Hi
I ended up in a discussion about using secure password storage today and
started thinking about solutions for the problem. Some frameworks suggest
putting all kinds of credentials in environment variables. This practice
seems to originate from a recommendation on 12factor.net.
The problem I see with this practice is that it is so easy to leak
environment variables. Like if you are running a phpinfo() page somewhere
that is not a very big deal until it contains all your passwords and API
keys in plain text. Jikes!
I favor putting credentials in config files that are outside of the
document root. That is also not perfect but at least the risk to leak them
from the environment is mitigated.
Now, I understand that the practice of using environment variables comes in
very handy if you use containers. Just launch your app in a container and
pass it some information about the environment, credentials, ... and you
can reuse the same container in the entire DTAP cycle.
So, how can we improve this situation?
As a PHP FPM user, my solution would be to add a sec_env[] configuration
instruction to the pool configuration that reads the configured value from
the environment, puts it in a more secure location and immediately unsets
it in the environment. Applications will need to read the credentials from
somewhere else, we can provide userland functions for that.
The credentials can be somewhere in the memory of the child process, or
maybe even better is to fork a separate process just to keep the sensitive
variables. The children would be able to communicate with this process over
domain sockets ...
The main intention is to get the credentials out of the environment
variables.
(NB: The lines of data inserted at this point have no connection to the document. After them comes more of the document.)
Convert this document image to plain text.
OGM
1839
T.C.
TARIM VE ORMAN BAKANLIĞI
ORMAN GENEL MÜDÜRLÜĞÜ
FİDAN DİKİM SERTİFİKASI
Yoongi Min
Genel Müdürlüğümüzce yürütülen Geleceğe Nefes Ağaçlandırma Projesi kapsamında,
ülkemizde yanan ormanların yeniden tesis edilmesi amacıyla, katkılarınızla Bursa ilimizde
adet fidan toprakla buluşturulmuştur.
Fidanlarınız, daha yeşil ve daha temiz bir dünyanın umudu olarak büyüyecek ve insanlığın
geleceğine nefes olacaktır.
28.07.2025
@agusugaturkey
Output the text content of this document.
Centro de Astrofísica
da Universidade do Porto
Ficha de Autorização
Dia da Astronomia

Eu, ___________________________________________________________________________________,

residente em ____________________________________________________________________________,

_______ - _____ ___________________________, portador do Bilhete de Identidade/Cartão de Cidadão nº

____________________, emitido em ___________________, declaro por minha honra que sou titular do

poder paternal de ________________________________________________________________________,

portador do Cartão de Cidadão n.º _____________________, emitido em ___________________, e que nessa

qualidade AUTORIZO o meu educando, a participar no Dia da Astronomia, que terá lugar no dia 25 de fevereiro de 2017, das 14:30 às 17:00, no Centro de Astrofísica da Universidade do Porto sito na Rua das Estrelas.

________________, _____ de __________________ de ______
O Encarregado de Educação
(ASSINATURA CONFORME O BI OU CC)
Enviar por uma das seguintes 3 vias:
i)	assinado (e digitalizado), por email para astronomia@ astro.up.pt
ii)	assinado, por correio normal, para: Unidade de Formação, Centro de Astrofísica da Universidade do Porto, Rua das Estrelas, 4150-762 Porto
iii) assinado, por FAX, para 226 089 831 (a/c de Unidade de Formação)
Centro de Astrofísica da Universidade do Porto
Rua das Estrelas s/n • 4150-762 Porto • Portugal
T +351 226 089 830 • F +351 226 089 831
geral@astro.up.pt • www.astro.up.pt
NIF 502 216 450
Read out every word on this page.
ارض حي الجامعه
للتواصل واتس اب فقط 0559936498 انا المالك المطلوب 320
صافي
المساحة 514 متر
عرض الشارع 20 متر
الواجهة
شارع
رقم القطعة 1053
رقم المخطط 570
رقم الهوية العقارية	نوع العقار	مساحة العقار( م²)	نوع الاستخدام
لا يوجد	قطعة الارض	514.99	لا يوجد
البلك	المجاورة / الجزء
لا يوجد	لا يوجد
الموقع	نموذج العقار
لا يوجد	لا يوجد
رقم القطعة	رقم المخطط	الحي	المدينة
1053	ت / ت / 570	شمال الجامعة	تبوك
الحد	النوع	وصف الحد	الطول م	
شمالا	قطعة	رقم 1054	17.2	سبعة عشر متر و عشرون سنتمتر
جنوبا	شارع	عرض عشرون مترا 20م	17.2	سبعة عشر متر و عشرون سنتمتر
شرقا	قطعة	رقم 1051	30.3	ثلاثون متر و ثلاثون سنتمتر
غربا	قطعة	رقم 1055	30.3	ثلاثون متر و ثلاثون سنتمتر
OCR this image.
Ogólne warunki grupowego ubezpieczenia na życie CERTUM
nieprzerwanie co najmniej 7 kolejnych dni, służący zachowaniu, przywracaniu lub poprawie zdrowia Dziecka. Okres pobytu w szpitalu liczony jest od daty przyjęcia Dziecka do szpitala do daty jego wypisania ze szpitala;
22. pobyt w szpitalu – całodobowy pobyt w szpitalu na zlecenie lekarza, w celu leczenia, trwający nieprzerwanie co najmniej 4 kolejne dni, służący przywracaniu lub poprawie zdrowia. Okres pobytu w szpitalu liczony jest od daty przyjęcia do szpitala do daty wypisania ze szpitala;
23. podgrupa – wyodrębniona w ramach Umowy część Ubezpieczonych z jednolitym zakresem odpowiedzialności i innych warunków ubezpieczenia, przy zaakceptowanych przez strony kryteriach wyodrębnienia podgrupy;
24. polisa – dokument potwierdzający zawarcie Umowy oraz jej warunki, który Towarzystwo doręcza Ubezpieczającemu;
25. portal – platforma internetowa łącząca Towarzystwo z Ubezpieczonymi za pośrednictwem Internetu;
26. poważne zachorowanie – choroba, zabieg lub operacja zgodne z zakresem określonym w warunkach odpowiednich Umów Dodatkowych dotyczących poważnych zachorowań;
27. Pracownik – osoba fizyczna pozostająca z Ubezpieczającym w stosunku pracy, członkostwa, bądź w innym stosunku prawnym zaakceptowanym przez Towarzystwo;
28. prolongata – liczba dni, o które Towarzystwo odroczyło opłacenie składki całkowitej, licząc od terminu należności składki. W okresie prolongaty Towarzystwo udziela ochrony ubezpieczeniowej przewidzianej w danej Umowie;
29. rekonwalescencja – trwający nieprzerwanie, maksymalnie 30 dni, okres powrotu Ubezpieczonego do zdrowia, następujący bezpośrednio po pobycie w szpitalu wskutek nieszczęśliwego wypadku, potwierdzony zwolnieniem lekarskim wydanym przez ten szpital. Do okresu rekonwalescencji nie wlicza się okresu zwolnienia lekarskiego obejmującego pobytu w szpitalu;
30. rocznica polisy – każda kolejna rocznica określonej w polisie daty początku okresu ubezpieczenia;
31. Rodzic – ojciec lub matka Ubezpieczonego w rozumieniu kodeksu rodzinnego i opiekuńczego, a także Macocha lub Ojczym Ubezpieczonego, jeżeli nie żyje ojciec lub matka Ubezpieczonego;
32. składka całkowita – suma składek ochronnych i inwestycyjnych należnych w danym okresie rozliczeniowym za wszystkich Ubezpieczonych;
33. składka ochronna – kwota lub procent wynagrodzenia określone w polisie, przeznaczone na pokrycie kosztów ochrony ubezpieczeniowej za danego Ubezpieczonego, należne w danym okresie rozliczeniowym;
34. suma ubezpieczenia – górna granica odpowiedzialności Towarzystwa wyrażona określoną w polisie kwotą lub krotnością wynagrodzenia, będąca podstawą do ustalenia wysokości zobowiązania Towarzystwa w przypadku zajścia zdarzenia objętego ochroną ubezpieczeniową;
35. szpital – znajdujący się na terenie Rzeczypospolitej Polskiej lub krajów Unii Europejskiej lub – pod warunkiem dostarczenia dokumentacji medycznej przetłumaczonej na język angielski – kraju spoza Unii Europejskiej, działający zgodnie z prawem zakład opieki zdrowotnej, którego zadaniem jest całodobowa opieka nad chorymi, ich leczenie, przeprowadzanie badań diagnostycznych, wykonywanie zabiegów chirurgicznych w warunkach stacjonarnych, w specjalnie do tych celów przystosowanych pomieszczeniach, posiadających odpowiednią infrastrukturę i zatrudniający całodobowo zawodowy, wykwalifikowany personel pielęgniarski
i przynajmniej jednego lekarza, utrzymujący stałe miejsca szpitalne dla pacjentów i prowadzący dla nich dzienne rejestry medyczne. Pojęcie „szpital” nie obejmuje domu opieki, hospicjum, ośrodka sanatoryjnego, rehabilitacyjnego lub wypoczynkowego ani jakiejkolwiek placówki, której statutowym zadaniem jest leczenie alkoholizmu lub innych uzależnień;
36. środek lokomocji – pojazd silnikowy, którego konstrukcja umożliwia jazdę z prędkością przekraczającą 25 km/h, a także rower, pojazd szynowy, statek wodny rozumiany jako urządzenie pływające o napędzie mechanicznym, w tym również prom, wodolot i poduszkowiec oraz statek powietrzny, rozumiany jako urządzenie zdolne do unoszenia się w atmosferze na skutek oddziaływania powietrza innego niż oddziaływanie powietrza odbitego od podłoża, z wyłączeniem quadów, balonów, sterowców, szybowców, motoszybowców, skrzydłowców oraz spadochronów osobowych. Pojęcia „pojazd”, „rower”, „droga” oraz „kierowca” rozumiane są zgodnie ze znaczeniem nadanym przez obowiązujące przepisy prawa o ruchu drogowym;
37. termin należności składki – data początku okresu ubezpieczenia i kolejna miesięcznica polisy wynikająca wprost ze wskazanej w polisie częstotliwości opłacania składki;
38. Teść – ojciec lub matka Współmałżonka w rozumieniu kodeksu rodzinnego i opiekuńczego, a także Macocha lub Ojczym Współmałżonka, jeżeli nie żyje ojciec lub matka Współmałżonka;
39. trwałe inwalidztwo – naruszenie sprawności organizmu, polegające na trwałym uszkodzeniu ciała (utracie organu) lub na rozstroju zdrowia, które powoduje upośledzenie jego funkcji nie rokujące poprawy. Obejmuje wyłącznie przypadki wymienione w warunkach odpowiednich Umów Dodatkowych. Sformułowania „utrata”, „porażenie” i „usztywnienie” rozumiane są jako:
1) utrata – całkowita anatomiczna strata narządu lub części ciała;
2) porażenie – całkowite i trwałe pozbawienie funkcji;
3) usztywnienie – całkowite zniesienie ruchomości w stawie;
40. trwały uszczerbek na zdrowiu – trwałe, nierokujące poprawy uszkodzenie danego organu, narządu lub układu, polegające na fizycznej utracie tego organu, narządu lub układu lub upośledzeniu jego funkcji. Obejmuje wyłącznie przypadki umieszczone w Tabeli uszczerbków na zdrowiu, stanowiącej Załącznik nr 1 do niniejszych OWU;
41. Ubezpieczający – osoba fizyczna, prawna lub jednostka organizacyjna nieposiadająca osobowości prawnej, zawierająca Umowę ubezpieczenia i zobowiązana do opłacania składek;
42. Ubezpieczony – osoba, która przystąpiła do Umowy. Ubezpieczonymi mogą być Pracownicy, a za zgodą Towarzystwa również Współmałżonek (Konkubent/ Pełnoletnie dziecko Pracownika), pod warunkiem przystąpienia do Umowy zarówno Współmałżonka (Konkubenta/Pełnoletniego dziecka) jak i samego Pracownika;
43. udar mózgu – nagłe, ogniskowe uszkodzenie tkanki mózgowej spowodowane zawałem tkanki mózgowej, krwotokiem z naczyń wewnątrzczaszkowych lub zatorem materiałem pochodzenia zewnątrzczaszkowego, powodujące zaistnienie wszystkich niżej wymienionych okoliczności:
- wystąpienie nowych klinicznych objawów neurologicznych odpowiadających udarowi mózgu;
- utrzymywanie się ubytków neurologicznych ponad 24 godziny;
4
You need to setup a connection to a database or API? Get a
password from the secure storage, make the connection and get rid of the
password.
Some side notes:
If it's an environment variable like FRAMEWORK_ENV=prod, which I think is
the valid use-case for environment variables, we don't bother with it.
For CLI applications on the other hand this issue seems less relevant, so I
did not try to solve that problem.
I am aware of tools like Vault, etcd, ... but they solve a different
problem and have their own caveats IMO.
I will be the one writing the proof of concept if this idea would make it
to an RFC. There are still some things I need to figure out but it seems
doable.
I'm looking forward to your feedback.
Kind regards,
Tom Van Looy
ps: today is international password day. What day is better to start a
discussion about secure password storage :-)
2018-05-03 15:29 GMT-03:00 Tom Van Looy tom@ctors.net:
Hi
...
The problem I see with this practice is that it is so easy to leak
environment variables. Like if you are running aphpinfo()page somewhere
that is not a very big deal until it contains all your passwords and API
keys in plain text. Jikes!
...
The main intention is to get the credentials out of the environment
variables. You need to setup a connection to a database or API? Get a
password from the secure storage, make the connection and get rid of the
password.
Wouldn't it be more feasible to assign the environment variables locally
then clear them from the environment for the rest of the process?
$password = getenv("PASSWORD");
var_dump($password);
putenv("PASSWORD=");
$password = getenv("PASSWORD");
var_dump($password);
phpinfo();
The manual of getenv() does warn that "If PHP is running in a SAPI such
as Fast CGI, this function will always return the value of an
environment variable set by the SAPI, even if putenv() has been used to
set a local environment variable of the same name." And there's also
apache_getenv() and apache_setenv() to worry about.
But if the point is to avoid accidental leaks, you may want to tackle
the problem from this perspective instead of using a new env mechanism.